Not many women on the planet could go toe-to-toe and blow-for-blow with someone like Juliette Binoche, but Kristen Stewart, of all people, that lip-biting terrible actress from the "Twilight" series, does.  You would think, looking at this cast, that the breakout star and revelation would be Chloe Grace Moretz.  The young "Kick-Ass" and "Hugo" star does get a plum role in a legitimate film that elevates her stock by playing something more original than "Dark Shadows," "Carrie," or "The Equalizer," but it's Stewart that shocks and amazes.  Outside of "Snow White and the Huntsman" a few years ago, Stewart has quietly gone back to smaller roles in smaller films after the tremendous overexposure she had romancing sparkling vampires.  She brings her A-game here and surprises with a poignant performance that matches Binoche's mental intensity.  I didn't know she had it in her.

With those two leads, people need to start to notice "Clouds of Sils Maria."  The cinematography used to soak in the Swiss countryside is sumptuous and the Handel-heavy classical music in the background paints another layer of imposing tone into what is already a heavy psychological character study.  Binoche is too respected and too good of an actress not to get this film to a better place on the domestic movie radar.  Kristen Stewart was recently named the Best Supporting Actress at the Cesar Awards (France's equivalent to the Academy Awards) becoming only the second American and first American woman ever to win a Cesar Award.  That's quite a feather in anyone's cap and that just might register later this year at Oscar time (and deservedly so).  For more on the female-centric dynamic behind Binoche and Stewart in "Clouds of Sils Maria" and the shades of Ingmar Bergman going on, check out this piece from The New York Times.  Seek this winner out and I think you'll be impressed.

LESSON #1: THE LASTING CONNECTION BETWEEN MENTOR AND MUSE-- Even though the deceased Wilhelm Melchior is never shown, we constantly see and feel the impact Maria's mentor had on her.  The initial Sigrid role launched her career and she never forgot that.  Her and Wilhelm become forever linked by that process.  Her experiences with Melchior and that role still resonate and those old memories bubble back up even stronger with Maria's rehearsal time in Wilhelm's old cottage for the daunting new task of playing Helena.  She still feels like a "Sigrid," but wants to honor Wilhelm's memory and influence.

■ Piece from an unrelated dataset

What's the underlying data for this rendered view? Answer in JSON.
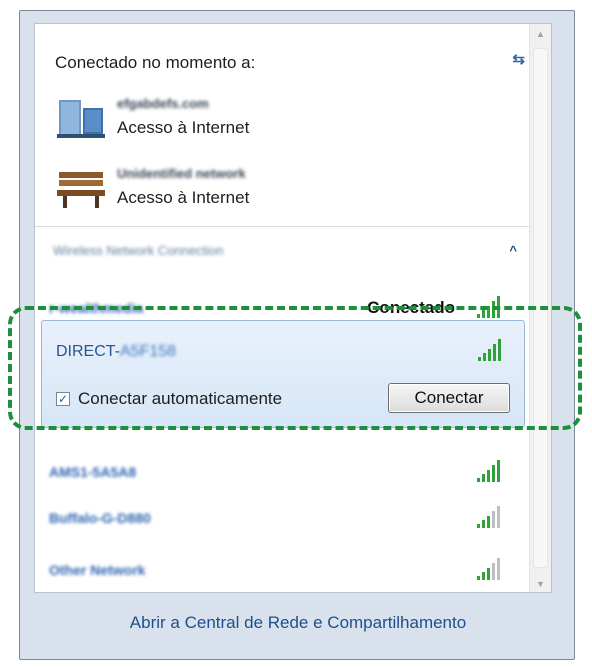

LESSON #2: THE DUTIFUL ROLE OF A PERSONAL ASSISTANT-- I'm pretty sure everyone thinks it would be cool to fetch coffee for some big star, but the role of Valentine will show you that being a personal assistant for someone glamorous is not a glamorous role at all.  It is a thankless, tedious, and exhausting task of menial duties that sap a person's own drive, goals, and initiative when that energy is put into someone else that's supposed to have their own greater drive, goals, and initiative.  Valentine is Maria's conduit to the outside world and has to filter both the good and the bad for her employer.  When given more to do during this extended rehearsal and research period, Valentine begins to question just how beneficial this symbiotic business relationship really is when personal boundaries get blurred and crossed along the way.

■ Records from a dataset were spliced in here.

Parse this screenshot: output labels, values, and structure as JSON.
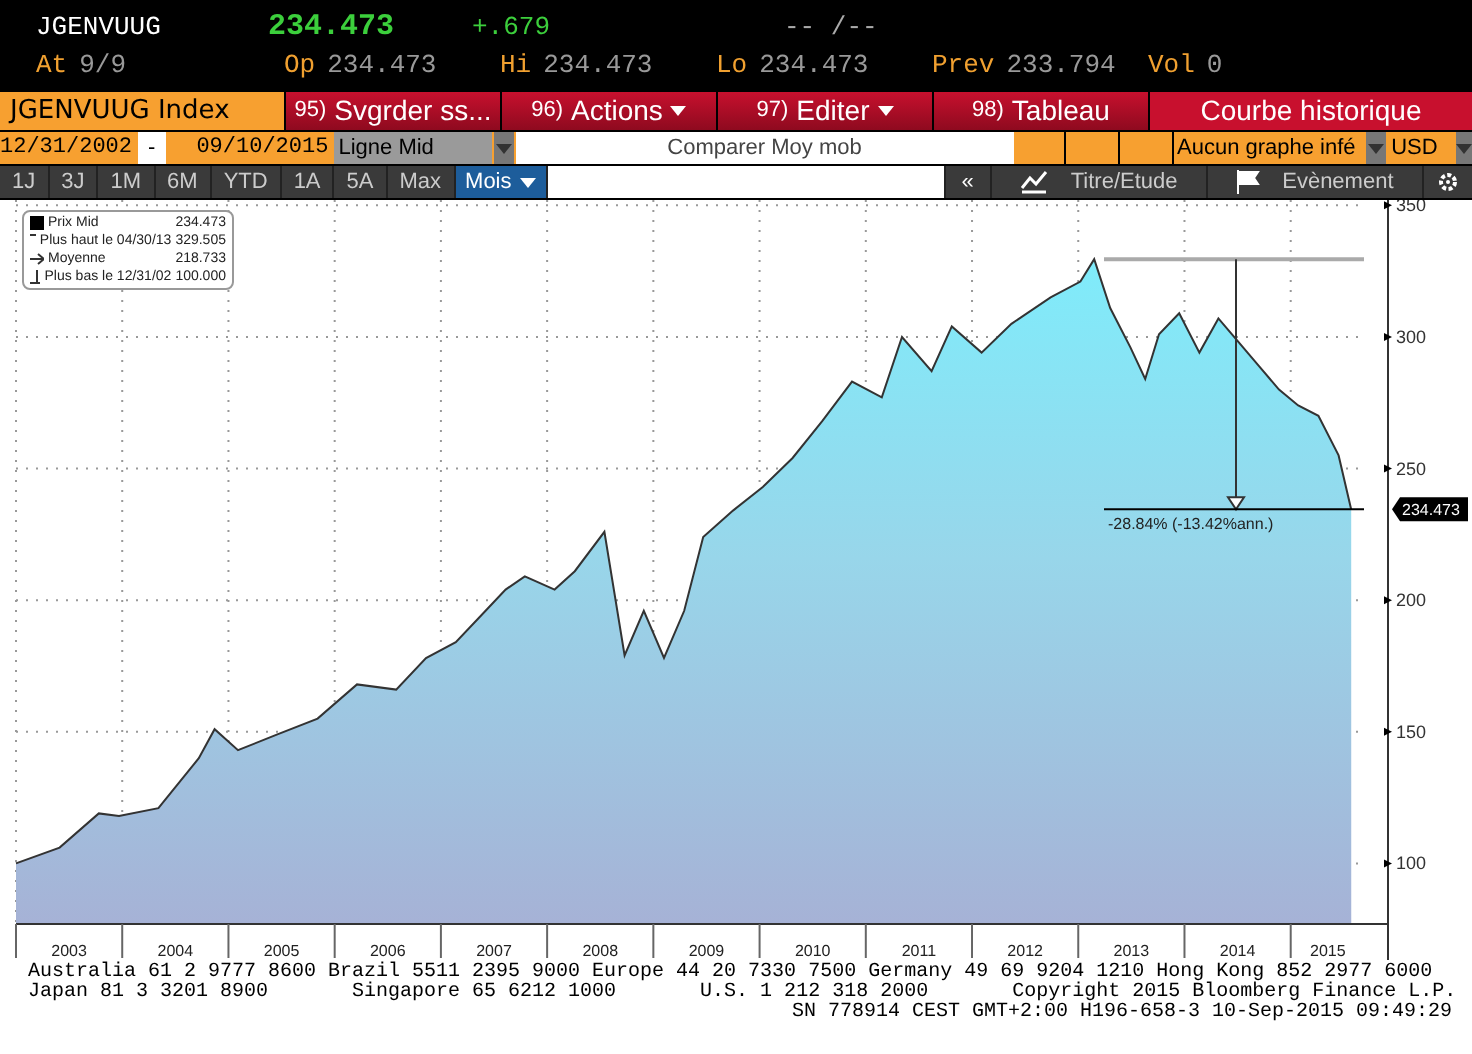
{
  "quote": {
    "ticker": "JGENVUUG",
    "last": "234.473",
    "change": "+.679",
    "time_range": "-- /--"
  },
  "stats": [
    {
      "label": "At",
      "value": "9/9"
    },
    {
      "label": "Op",
      "value": "234.473"
    },
    {
      "label": "Hi",
      "value": "234.473"
    },
    {
      "label": "Lo",
      "value": "234.473"
    },
    {
      "label": "Prev",
      "value": "233.794"
    },
    {
      "label": "Vol",
      "value": "0"
    }
  ],
  "toolbar": {
    "security": "JGENVUUG Index",
    "menus": [
      {
        "number": "95)",
        "label": "Svgrder ss...",
        "dropdown": false
      },
      {
        "number": "96)",
        "label": "Actions",
        "dropdown": true
      },
      {
        "number": "97)",
        "label": "Editer",
        "dropdown": true
      },
      {
        "number": "98)",
        "label": "Tableau",
        "dropdown": false
      }
    ],
    "title": "Courbe historique"
  },
  "range": {
    "start": "12/31/2002",
    "separator": "-",
    "end": "09/10/2015",
    "line_type": "Ligne Mid",
    "compare": "Comparer Moy mob",
    "lower_chart": "Aucun graphe infé",
    "currency": "USD"
  },
  "periods": [
    {
      "label": "1J",
      "selected": false,
      "dropdown": false
    },
    {
      "label": "3J",
      "selected": false,
      "dropdown": false
    },
    {
      "label": "1M",
      "selected": false,
      "dropdown": false
    },
    {
      "label": "6M",
      "selected": false,
      "dropdown": false
    },
    {
      "label": "YTD",
      "selected": false,
      "dropdown": false
    },
    {
      "label": "1A",
      "selected": false,
      "dropdown": false
    },
    {
      "label": "5A",
      "selected": false,
      "dropdown": false
    },
    {
      "label": "Max",
      "selected": false,
      "dropdown": false
    },
    {
      "label": "Mois",
      "selected": true,
      "dropdown": true
    }
  ],
  "tools": [
    {
      "kind": "collapse",
      "label": "«"
    },
    {
      "kind": "chart",
      "label": "Titre/Etude"
    },
    {
      "kind": "flag",
      "label": "Evènement"
    },
    {
      "kind": "settings"
    }
  ],
  "legend": [
    {
      "kind": "price",
      "value": "234.473"
    },
    {
      "kind": "high",
      "label": "Plus haut le 04/30/13",
      "value": "329.505"
    },
    {
      "kind": "average",
      "label": "Moyenne",
      "value": "218.733"
    },
    {
      "kind": "low",
      "label": "Plus bas le 12/31/02",
      "value": "100.000"
    }
  ],
  "chart_data": {
    "type": "area",
    "grid": true,
    "xlim": [
      2003,
      2015.69
    ],
    "ylim": [
      77,
      352
    ],
    "xticks": [
      {
        "value": 2003.5,
        "label": "2003"
      },
      {
        "value": 2004.5,
        "label": "2004"
      },
      {
        "value": 2005.5,
        "label": "2005"
      },
      {
        "value": 2006.5,
        "label": "2006"
      },
      {
        "value": 2007.5,
        "label": "2007"
      },
      {
        "value": 2008.5,
        "label": "2008"
      },
      {
        "value": 2009.5,
        "label": "2009"
      },
      {
        "value": 2010.5,
        "label": "2010"
      },
      {
        "value": 2011.5,
        "label": "2011"
      },
      {
        "value": 2012.5,
        "label": "2012"
      },
      {
        "value": 2013.5,
        "label": "2013"
      },
      {
        "value": 2014.5,
        "label": "2014"
      },
      {
        "value": 2015.35,
        "label": "2015"
      }
    ],
    "yticks": [
      100,
      150,
      200,
      250,
      300,
      350
    ],
    "x": [
      2003.0,
      2003.41,
      2003.78,
      2003.97,
      2004.34,
      2004.72,
      2004.87,
      2005.09,
      2005.46,
      2005.84,
      2006.21,
      2006.58,
      2006.86,
      2007.14,
      2007.42,
      2007.61,
      2007.79,
      2008.07,
      2008.26,
      2008.54,
      2008.73,
      2008.91,
      2009.1,
      2009.29,
      2009.47,
      2009.75,
      2010.03,
      2010.31,
      2010.59,
      2010.87,
      2011.15,
      2011.34,
      2011.62,
      2011.81,
      2012.09,
      2012.37,
      2012.74,
      2013.02,
      2013.15,
      2013.3,
      2013.49,
      2013.63,
      2013.76,
      2013.95,
      2014.14,
      2014.32,
      2014.51,
      2014.7,
      2014.89,
      2015.07,
      2015.26,
      2015.45,
      2015.57
    ],
    "series": [
      {
        "name": "Prix Mid",
        "color": "#333333",
        "values": [
          100,
          106,
          119,
          118,
          121,
          140,
          151,
          143,
          149,
          155,
          168,
          166,
          178,
          184,
          196,
          204,
          209,
          204,
          211,
          226,
          179,
          196,
          178,
          196,
          224,
          234,
          243,
          254,
          268,
          283,
          277,
          300,
          287,
          304,
          294,
          305,
          315,
          321,
          329.5,
          311,
          296,
          284,
          301,
          309,
          294,
          307,
          298,
          289,
          280,
          274,
          270,
          255,
          234.5
        ]
      }
    ],
    "annotations": [
      "-28.84% (-13.42%ann.)",
      "234.473"
    ]
  },
  "footer": [
    "Australia 61 2 9777 8600 Brazil 5511 2395 9000 Europe 44 20 7330 7500 Germany 49 69 9204 1210 Hong Kong 852 2977 6000",
    "Japan 81 3 3201 8900       Singapore 65 6212 1000       U.S. 1 212 318 2000       Copyright 2015 Bloomberg Finance L.P.",
    "SN 778914 CEST GMT+2:00 H196-658-3 10-Sep-2015 09:49:29"
  ]
}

LESSON #3: PERFORMERS BEING DEFINED BY THEIR EARLIER ROLES-- All of us represent the fickle audiences that make up the choppy waters artists and celebrities have to navigate for success.  All too often, what we first fall in love with for an actor or actress becomes our expectation out of one side of our mouth while the other side wishes they could stop doing the same thing, even if it always works.  Am I right Vince Vaughn and Adam Sandler?  As the often-used quote says: "You're only as good as your last success."  Maria feels that pressure in returning to "Maloja Snake" under different circumstances than when she started all those years ago.

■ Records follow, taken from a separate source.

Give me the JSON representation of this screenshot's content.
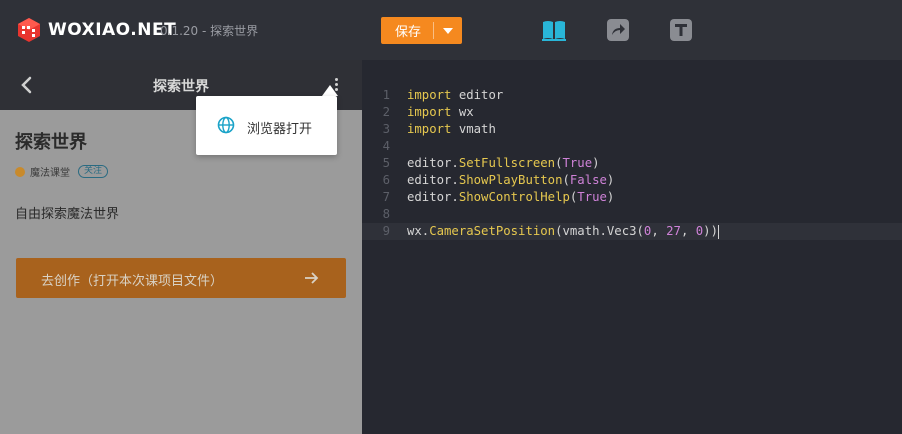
{
  "app": {
    "logo_text": "WOXIAO.NET",
    "version_text": "0.1.20 - 探索世界"
  },
  "toolbar": {
    "save_label": "保存",
    "icons": [
      "book-icon",
      "share-icon",
      "text-icon"
    ]
  },
  "left_panel": {
    "header_title": "探索世界",
    "project_title": "探索世界",
    "author": "魔法课堂",
    "follow_label": "关注",
    "description": "自由探索魔法世界",
    "create_button_label": "去创作（打开本次课项目文件）"
  },
  "popup_menu": {
    "items": [
      {
        "icon": "globe-icon",
        "label": "浏览器打开"
      }
    ]
  },
  "editor": {
    "lines": [
      {
        "n": "1",
        "segments": [
          [
            "kw",
            "import"
          ],
          [
            "t",
            " editor"
          ]
        ]
      },
      {
        "n": "2",
        "segments": [
          [
            "kw",
            "import"
          ],
          [
            "t",
            " wx"
          ]
        ]
      },
      {
        "n": "3",
        "segments": [
          [
            "kw",
            "import"
          ],
          [
            "t",
            " vmath"
          ]
        ]
      },
      {
        "n": "4",
        "segments": []
      },
      {
        "n": "5",
        "segments": [
          [
            "t",
            "editor."
          ],
          [
            "fn",
            "SetFullscreen"
          ],
          [
            "t",
            "("
          ],
          [
            "kwc",
            "True"
          ],
          [
            "t",
            ")"
          ]
        ]
      },
      {
        "n": "6",
        "segments": [
          [
            "t",
            "editor."
          ],
          [
            "fn",
            "ShowPlayButton"
          ],
          [
            "t",
            "("
          ],
          [
            "kwc",
            "False"
          ],
          [
            "t",
            ")"
          ]
        ]
      },
      {
        "n": "7",
        "segments": [
          [
            "t",
            "editor."
          ],
          [
            "fn",
            "ShowControlHelp"
          ],
          [
            "t",
            "("
          ],
          [
            "kwc",
            "True"
          ],
          [
            "t",
            ")"
          ]
        ]
      },
      {
        "n": "8",
        "segments": []
      },
      {
        "n": "9",
        "segments": [
          [
            "t",
            "wx."
          ],
          [
            "fn",
            "CameraSetPosition"
          ],
          [
            "t",
            "(vmath.Vec3("
          ],
          [
            "num",
            "0"
          ],
          [
            "t",
            ", "
          ],
          [
            "num",
            "27"
          ],
          [
            "t",
            ", "
          ],
          [
            "num",
            "0"
          ],
          [
            "t",
            "))"
          ]
        ],
        "active": true
      }
    ]
  },
  "colors": {
    "accent": "#f5891f",
    "topbar": "#2f3138",
    "editor_bg": "#262830",
    "keyword": "#e6c84f",
    "constant": "#cf82d8"
  }
}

LESSON #4: COMING TO GRIPS WITH AGING WITHIN YOUR PROFESSION-- This lesson connects a circle from Lesson #1.  Long ago, Maria burst onto the scene as the raw young talent that siphoned every creative angle she could from her mentor.  Now, she's a weary and tired veteran asked to switch roles and guide her contemporaries.  In many ways, Maria is not entirely comfortable with that.  She may be weary mentally, but her pride doesn't not feel old enough to be in this position.  I think all of us reach this same point as Maria in our careers and professions.  We all transition from being new and learning to learned and seasoned.  At some point, we have to face that reality that we are old and even replaceable.  We are faced with either changing with the times or letting them pass us by, even if our talent hasn't dwindled, just our birthday has.